Carbon-credit salesman Al Gore lamented “dark days” ahead for the climate movement that has made him so wealthy over the years.

“In a moment such as this, it is important to remember that all major reform efforts, from civil rights to the climate movement, suffer dark days. And this is surely one,” Gore said in an e-mail to his Climate Reality Project on Wednesday.

“We can mourn a loss, but we can’t linger in despair,” Gore added. “Our planet doesn’t have time for that.”

American “Petrostate”

Perhaps no other climate zealot typifies the angst of the movement more than hockey-stick graph creator Michael Mann, who referred to America in the wake of Trump’s election as a “failed Democratic state.” In a diatribe published in the Bulletin of the Atomic Scientists, Mann proclaimed “the reelection of Donald Trump, a candidate who has flaunted his desire for autocracy — aided and abetted by a Republican-controlled Congress that will not constrain him with guardrails — the United States is now poised to become an authoritarian state ruled by plutocrats and fossil fuel interests. It is now, in short, a petrostate.”

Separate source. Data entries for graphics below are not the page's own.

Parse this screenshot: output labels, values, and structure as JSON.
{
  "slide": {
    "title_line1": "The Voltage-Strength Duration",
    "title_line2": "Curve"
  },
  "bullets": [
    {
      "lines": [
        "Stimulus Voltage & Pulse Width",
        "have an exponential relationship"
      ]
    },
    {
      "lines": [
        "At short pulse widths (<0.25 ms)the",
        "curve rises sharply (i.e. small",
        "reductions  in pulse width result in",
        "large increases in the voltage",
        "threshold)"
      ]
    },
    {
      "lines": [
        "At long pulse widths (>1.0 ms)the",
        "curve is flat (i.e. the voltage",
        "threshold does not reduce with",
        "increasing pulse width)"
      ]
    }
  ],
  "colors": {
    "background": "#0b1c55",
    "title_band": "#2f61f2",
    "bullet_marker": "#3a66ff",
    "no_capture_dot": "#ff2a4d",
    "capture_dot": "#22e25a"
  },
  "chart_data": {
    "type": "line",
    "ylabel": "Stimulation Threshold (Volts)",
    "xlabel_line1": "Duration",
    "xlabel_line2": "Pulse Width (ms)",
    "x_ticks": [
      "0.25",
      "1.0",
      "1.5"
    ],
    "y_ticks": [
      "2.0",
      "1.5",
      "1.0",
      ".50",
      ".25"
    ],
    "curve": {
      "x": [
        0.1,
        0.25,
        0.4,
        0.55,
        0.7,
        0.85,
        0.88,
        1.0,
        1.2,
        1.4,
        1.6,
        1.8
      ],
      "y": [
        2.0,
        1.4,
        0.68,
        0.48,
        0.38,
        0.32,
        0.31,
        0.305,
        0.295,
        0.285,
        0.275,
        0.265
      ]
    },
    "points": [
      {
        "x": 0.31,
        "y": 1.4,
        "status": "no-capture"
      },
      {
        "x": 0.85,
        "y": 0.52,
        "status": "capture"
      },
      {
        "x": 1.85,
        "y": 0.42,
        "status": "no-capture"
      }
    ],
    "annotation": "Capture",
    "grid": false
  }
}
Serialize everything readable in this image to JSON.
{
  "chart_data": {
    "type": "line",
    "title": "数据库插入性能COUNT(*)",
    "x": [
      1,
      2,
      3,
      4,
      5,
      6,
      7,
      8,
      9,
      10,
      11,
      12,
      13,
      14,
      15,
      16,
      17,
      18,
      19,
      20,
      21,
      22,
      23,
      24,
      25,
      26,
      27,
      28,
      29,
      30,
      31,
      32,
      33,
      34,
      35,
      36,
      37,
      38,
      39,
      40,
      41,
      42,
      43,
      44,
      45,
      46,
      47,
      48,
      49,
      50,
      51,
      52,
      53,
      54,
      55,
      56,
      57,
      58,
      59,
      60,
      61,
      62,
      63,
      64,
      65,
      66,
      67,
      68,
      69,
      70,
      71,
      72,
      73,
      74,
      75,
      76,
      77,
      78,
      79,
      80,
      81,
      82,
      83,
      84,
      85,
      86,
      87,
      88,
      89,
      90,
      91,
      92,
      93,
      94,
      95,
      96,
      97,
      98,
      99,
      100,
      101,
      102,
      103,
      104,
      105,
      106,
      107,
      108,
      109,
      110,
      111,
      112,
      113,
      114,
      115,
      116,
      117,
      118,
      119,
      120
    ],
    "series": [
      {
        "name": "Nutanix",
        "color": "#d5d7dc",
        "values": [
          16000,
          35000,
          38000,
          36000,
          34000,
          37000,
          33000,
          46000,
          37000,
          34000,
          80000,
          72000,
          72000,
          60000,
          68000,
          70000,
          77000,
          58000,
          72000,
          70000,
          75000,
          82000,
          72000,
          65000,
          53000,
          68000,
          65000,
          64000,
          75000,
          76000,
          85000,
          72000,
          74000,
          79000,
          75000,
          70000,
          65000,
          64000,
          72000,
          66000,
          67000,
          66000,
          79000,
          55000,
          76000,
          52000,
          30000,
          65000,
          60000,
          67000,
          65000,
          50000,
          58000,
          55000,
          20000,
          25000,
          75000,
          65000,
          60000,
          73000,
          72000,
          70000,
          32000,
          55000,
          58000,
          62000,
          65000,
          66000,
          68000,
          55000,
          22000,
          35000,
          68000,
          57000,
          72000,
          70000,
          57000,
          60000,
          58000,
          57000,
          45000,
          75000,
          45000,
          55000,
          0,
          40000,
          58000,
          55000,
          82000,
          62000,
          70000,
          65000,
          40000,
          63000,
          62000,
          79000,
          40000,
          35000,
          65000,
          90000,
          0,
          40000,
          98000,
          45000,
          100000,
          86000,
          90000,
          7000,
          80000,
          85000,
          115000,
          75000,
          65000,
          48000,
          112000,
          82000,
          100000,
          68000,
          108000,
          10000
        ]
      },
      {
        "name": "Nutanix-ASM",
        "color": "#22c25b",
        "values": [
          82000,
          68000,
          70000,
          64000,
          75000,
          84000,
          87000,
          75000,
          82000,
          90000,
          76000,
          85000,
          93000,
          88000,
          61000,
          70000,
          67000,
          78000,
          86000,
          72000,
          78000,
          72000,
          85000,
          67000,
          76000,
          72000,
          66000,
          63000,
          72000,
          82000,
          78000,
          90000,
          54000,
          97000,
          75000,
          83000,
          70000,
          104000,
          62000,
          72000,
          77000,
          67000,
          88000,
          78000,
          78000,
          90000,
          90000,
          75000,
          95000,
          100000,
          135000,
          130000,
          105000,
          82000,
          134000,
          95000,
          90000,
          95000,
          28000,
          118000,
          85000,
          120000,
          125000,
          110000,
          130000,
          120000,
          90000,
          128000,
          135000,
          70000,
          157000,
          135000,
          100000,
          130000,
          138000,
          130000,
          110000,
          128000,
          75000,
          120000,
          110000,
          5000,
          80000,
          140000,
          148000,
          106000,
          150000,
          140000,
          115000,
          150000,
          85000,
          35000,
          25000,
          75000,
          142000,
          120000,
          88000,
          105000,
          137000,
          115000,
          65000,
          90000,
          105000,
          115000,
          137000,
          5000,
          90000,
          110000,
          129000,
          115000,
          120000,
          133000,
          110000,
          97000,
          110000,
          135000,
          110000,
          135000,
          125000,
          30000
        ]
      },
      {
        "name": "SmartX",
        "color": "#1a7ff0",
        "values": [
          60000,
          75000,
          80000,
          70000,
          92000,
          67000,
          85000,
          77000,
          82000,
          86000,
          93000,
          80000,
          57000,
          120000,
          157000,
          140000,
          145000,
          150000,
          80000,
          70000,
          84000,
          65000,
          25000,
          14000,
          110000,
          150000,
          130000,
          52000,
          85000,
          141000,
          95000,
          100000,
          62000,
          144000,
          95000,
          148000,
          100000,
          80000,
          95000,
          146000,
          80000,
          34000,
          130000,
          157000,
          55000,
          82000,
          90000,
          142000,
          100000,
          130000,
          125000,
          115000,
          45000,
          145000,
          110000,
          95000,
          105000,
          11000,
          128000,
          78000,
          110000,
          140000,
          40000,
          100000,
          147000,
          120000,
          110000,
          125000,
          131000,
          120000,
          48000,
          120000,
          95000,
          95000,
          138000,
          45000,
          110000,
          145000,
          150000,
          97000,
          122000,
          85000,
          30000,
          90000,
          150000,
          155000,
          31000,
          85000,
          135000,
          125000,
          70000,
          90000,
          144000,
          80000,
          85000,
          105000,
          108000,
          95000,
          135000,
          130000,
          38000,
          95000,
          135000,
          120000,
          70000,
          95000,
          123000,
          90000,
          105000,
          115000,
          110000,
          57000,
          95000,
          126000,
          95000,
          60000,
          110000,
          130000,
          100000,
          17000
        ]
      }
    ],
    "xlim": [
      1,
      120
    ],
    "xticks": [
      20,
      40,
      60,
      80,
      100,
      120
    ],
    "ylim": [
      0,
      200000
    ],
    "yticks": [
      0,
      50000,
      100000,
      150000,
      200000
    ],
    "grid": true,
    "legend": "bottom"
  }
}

“It seems likely that the United States will, in short order, join an alliance of petrostate bad actors, including Russia and Saudi Arabia,” Mann declared. Mann claimed that the United States will join Russia and Saudi Arabia in an effort “to block meaningful progress in the COP process including, but not limited to, a commitment to phase out fossil fuels on the timeframe of the next decade or two that is required to avert a catastrophic 1.5-2 degrees Celsius (3-4 degrees Fahrenheit) warming of the planet.

In Mann’s version of reality, America has freely chosen freely to live in a dystopian dictatorship led by fossil-fuel companies who are only concerned with profits. In actual reality, the U.S. electorate has chosen a near future in which he and his cronies in the climate-disaster movement are rightfully ignored and their predictions of climate disaster are dismissed.